Ketidakjelasan Status Guru dalam Kapitalisme
Tunjangan merupakan bentuk pengakuan dan penghargaan akan keprofesian guru dan dosen. Terlebih sudah menjadi rahasia umum jika masih banyaknya guru dan dosen di sekolah ataupun kampus swasta yang belum mendapatkan gaji memadai. Sehingga pengapusan tunjangan guru jelas mengganggu rasa keadilan terhadap profesi guru.
Belum lagi, pada faktanya gaji PNS dipotong dengan berbagai iuran. Inilah dampak dari kebijakan yang mengedepankan kepentingan dan egoisme kekuasaan. Kebijakan ini lahir dari sistem kapitalisme yang minim rasa keadilan, empati, dan peduli terhadap dunia pendidikan. Anggaran pendidikan sering dipotong demi alasan efisiensi.
Dalam sistem kapitalisme, penghormatan terhadap ilmu dan guru memang hanya dihitung secara materialistik. Karena itu saat tunjangan profesi dihilangkan maka sama saja dengan menghapus secara sempurna kesejahteraan guru. Akibatnya banyak para guru yang tidak optimal dalam mengajar karena harus mencari uang tambahan.
Status Pengajar dalam Islam
Kondisi yang terjadi saat ini sangat berbeda dengan sistem Islam dalam mengurus pembiayaan tenaga pendidik. Tata kelola negara dalam sistem Islam bukan hanya dapat menyelesaikan soal tunjangan guru.

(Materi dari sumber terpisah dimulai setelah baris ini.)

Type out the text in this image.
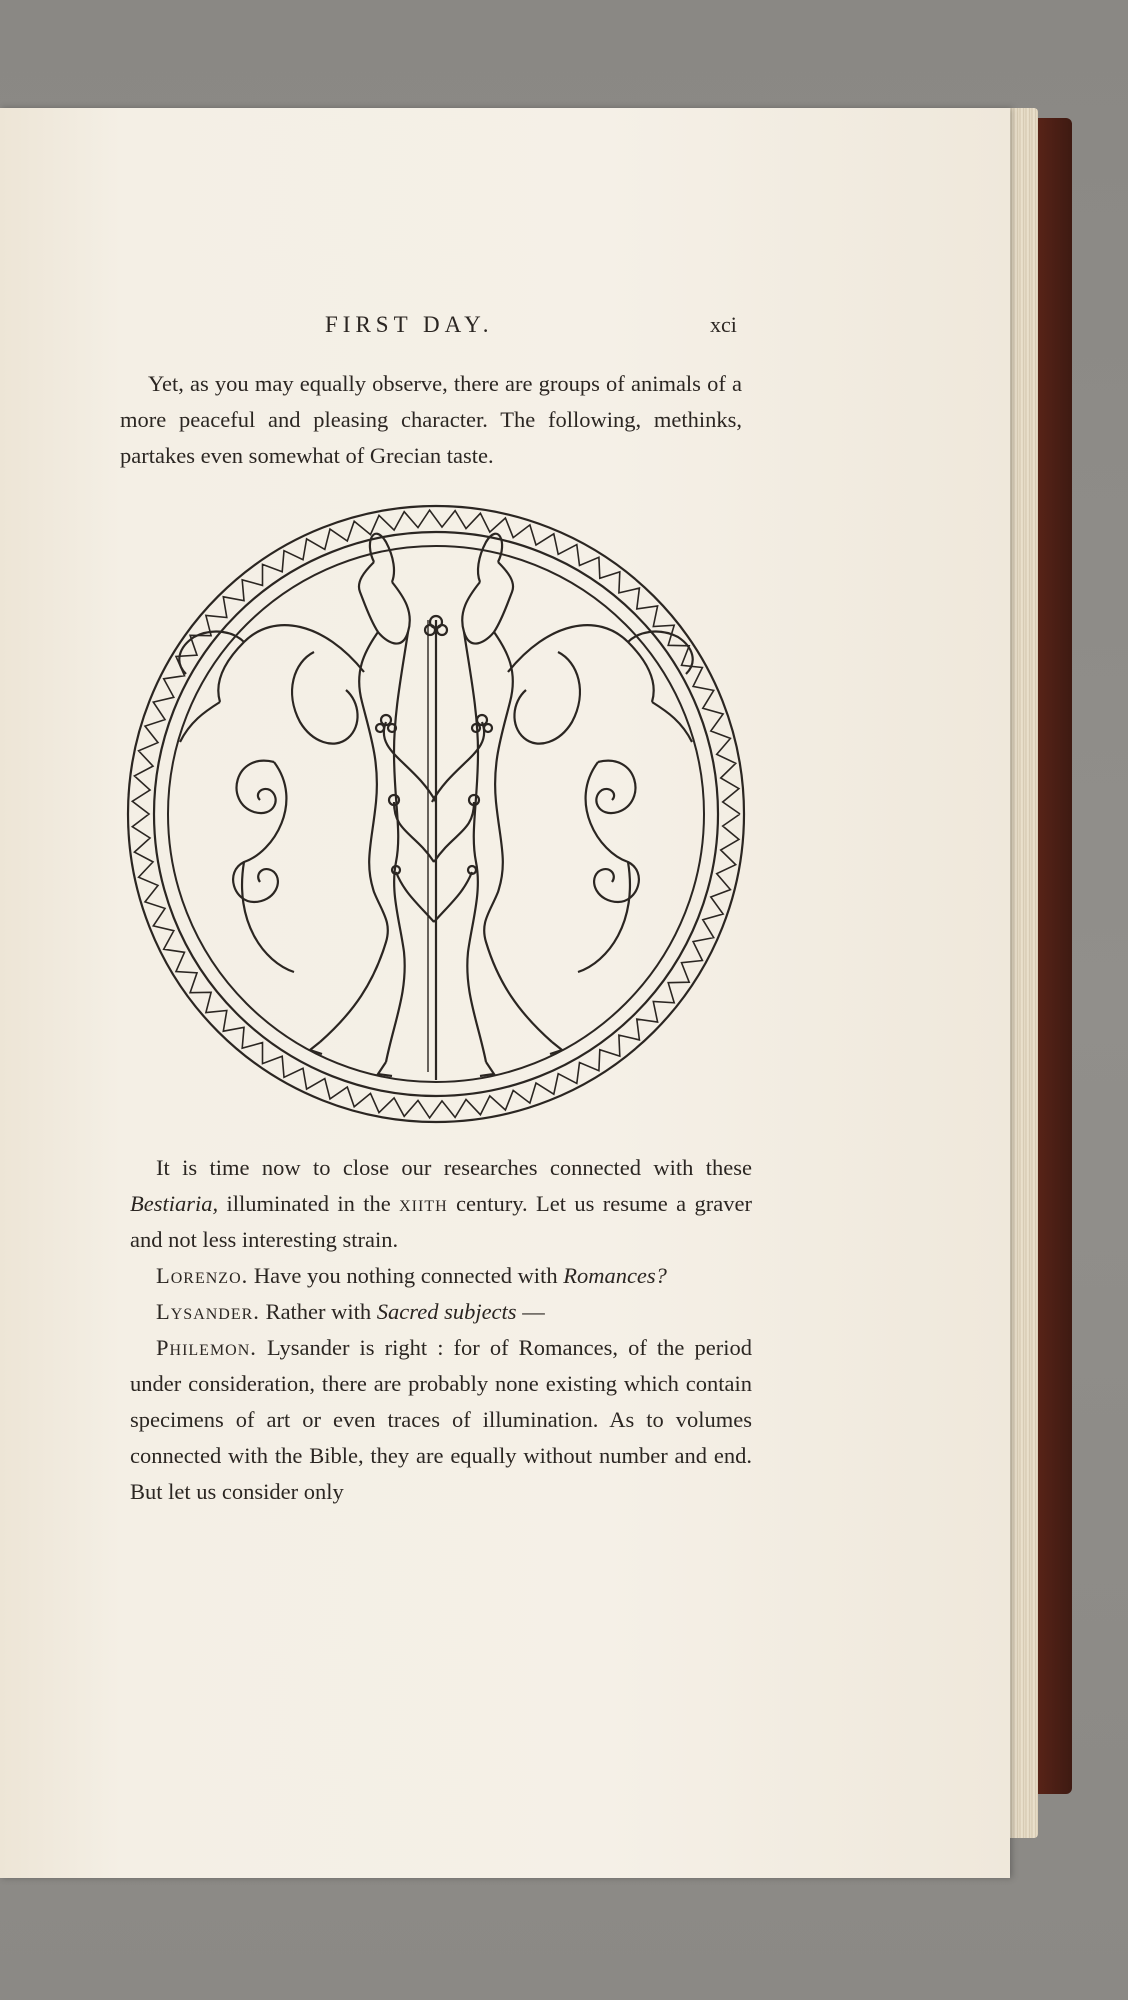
FIRST DAY.	xci
Yet, as you may equally observe, there are groups of animals of a more peaceful and pleasing character. The following, methinks, partakes even somewhat of Grecian taste.
It is time now to close our researches connected with these Bestiaria, illuminated in the xiith century. Let us resume a graver and not less interesting strain.
Lorenzo. Have you nothing connected with Romances?
Lysander. Rather with Sacred subjects —
Philemon. Lysander is right : for of Romances, of the period under consideration, there are probably none existing which contain specimens of art or even traces of illumination. As to volumes connected with the Bible, they are equally without number and end. But let us consider only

Namun, mampu mengantarkan guru pada tujuannya sebagai pencetak generasi yang unggul. Khilafah akan berupaya memberikan tenaga pendidik yang terbaik dan memastikan setiap per individu tenaga pendidik mendapat kesejahteraan mereka, diantaranya kesejahteraan ini terwujud dalam pemberiaan gaji yang begitu besar.
Selain itu, birokrasi dalam khilafah mampu melayani urusan masyarakat termasuk di dalamnya guru. Hal ini dikarenakan dikelola berdasarkan pada kesederhanaan aturan, kecepatan pelayanan, dan profesionalitas orang yang menjalankannya. Selain itu, pemberian gaji yang layak pada guru ini tidak memandang status apakah pegawai negeri ataupun bukan, besertifikasi atau bukan.
Melainkan, semua yang berprofesi sebagai guru akan diberi hak yang sama. Inilah gambaran khilafah dalam mewujudkan kesejahteraan para guru yang tentu hal ini tidak akan bisa diwujudkan oleh negara yang menerapkan sistem kapitalisme. Maka dari itu, pentingnya untuk membuang sistem kufur kapitalisme sekuler dan menggantinya menjadi sistem Islam sebagai solusi hakiki yang mampu merealisasikan kesejahteraan guru dan masyarakat pada umumnya. Waallahu a’lam bishshwab.